PING! Suddenly the whole crowd — bearers and all — held glasses of ice-cold lemonade and had hats on their heads.
‘Er, Phredde,’ I said.
‘Mmm?’ said Phredde. She was already drinking her lemonade.
‘Did you have to PING! them THAT sort of hat?’
‘You just said “hat”,’ said Phredde defensively. ‘You didn’t say what sort of hat.’
I gazed out at the sea of dark blue school caps with special neck-protection flaps at the back. ‘They just look a bit odd with those white things.’
‘Loin cloths,’ said Bruce.
‘Those loin cloths, then.’7
‘I can change them if you like,’ said Phredde helpfully.
I looked out at the crowd. Some of the people had bowed down again and some were tasting their lemonade or inspecting their hats like they were magic — well, yeah, I suppose they were magic — and all of them looked like they’d be REALLY unhappy if we took the hats away from them.

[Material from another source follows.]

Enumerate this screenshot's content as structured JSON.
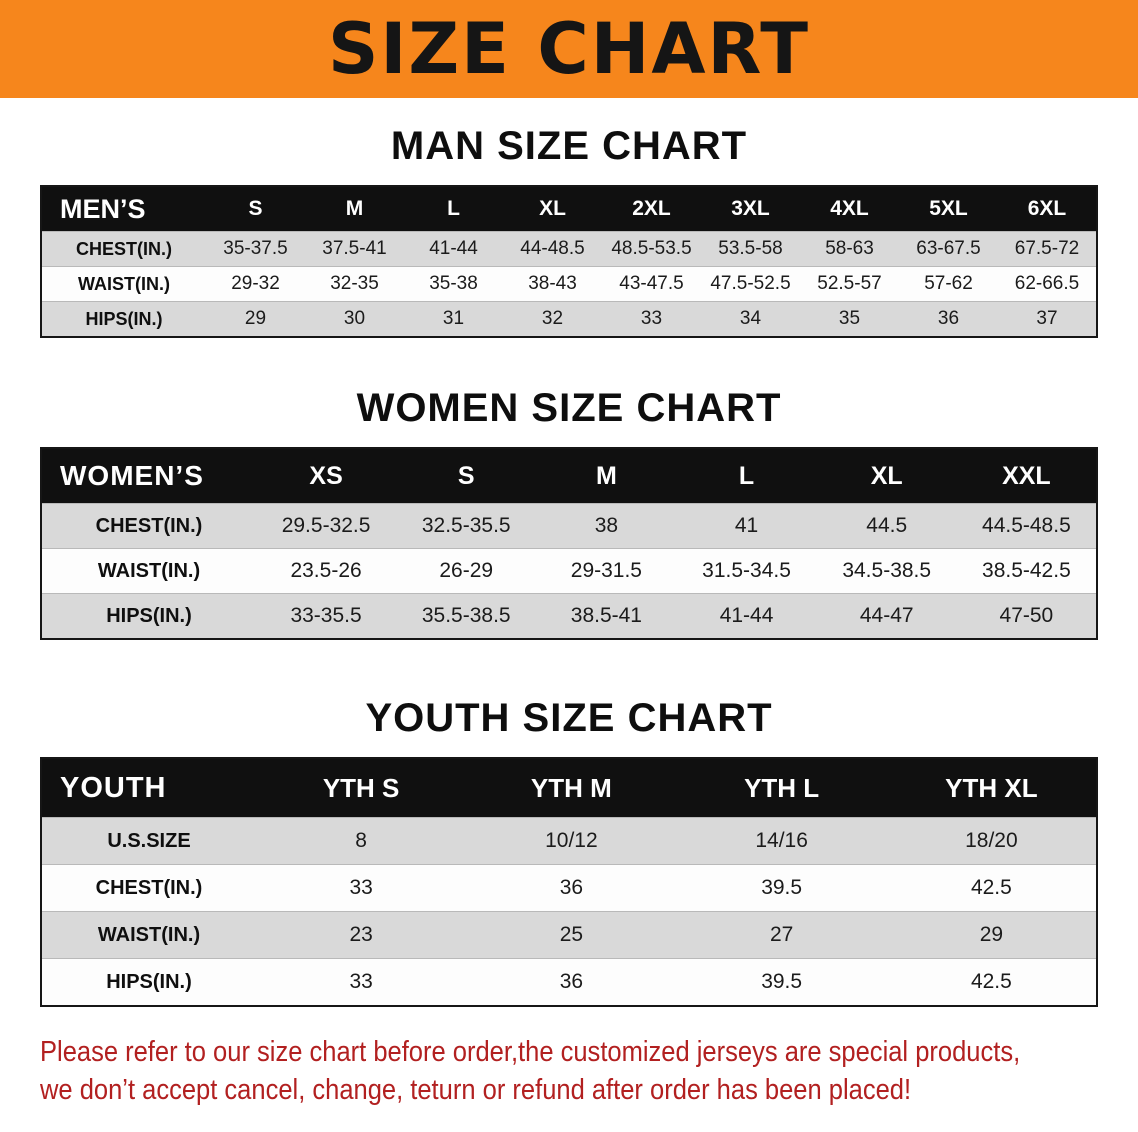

Sennufer’s eyes were so wide all his wrinkles had to crowd together. ‘Oh, Powerful One!’ he began, bowing down again. ‘Provider of Cool Drinks, Bringer of Blue Hats …’
‘Nah, it wasn’t me,’ I informed him. ‘It was my Official Phaery.’
‘It was nothing,’ said Phredde modestly, as Sennufer bowed to her too.
‘Hey, how about I get the chance to do the next bit of magic?’ protested Bruce. ‘I wouldn’t mind people bowing to me for a change!’
‘Be my guest!’ I said. ‘How about something to eat?’ It looked like being a long time till lunch.
PING! Suddenly a great horde of fat black flies was buzzing round our faces.
‘Bruce!’ I yelled. ‘Food that humans like! Not froggie tucker!’
‘Oops, sorry,’ croaked Bruce. ‘I wasn’t thinking.’
PING! Six hundred iced watermelons, already chopped into slices, hovered in the air.
‘Now that’s more like it!’ I agreed, grabbing the first slice. I nodded at Sennufer and the bearers and the fanners and the crowd beyond. ‘Go on, tuck in.’
So they did.
It was all a bit like a birthday party, only without the birthday, and in Ancient Egypt. I’d thought that maybe a few people might have fainted from shock when the watermelon appeared, or at least screamed and had hysterics, like Mrs Sprout on the P & C Committee did when Phredde’s giant octopus got loose. (Phredde did her last term’s assignment on giant octopuses and, like she said, a real-live giant octopus looks much better than just sticking a picture of one onto the page.)
But I suppose everyone expected a Wondrous Heroine to be able to wave up sliced watermelon and hats and cold lemonade out of thin air.
Anyway, twelve thousand slices of watermelon later, we got under way again.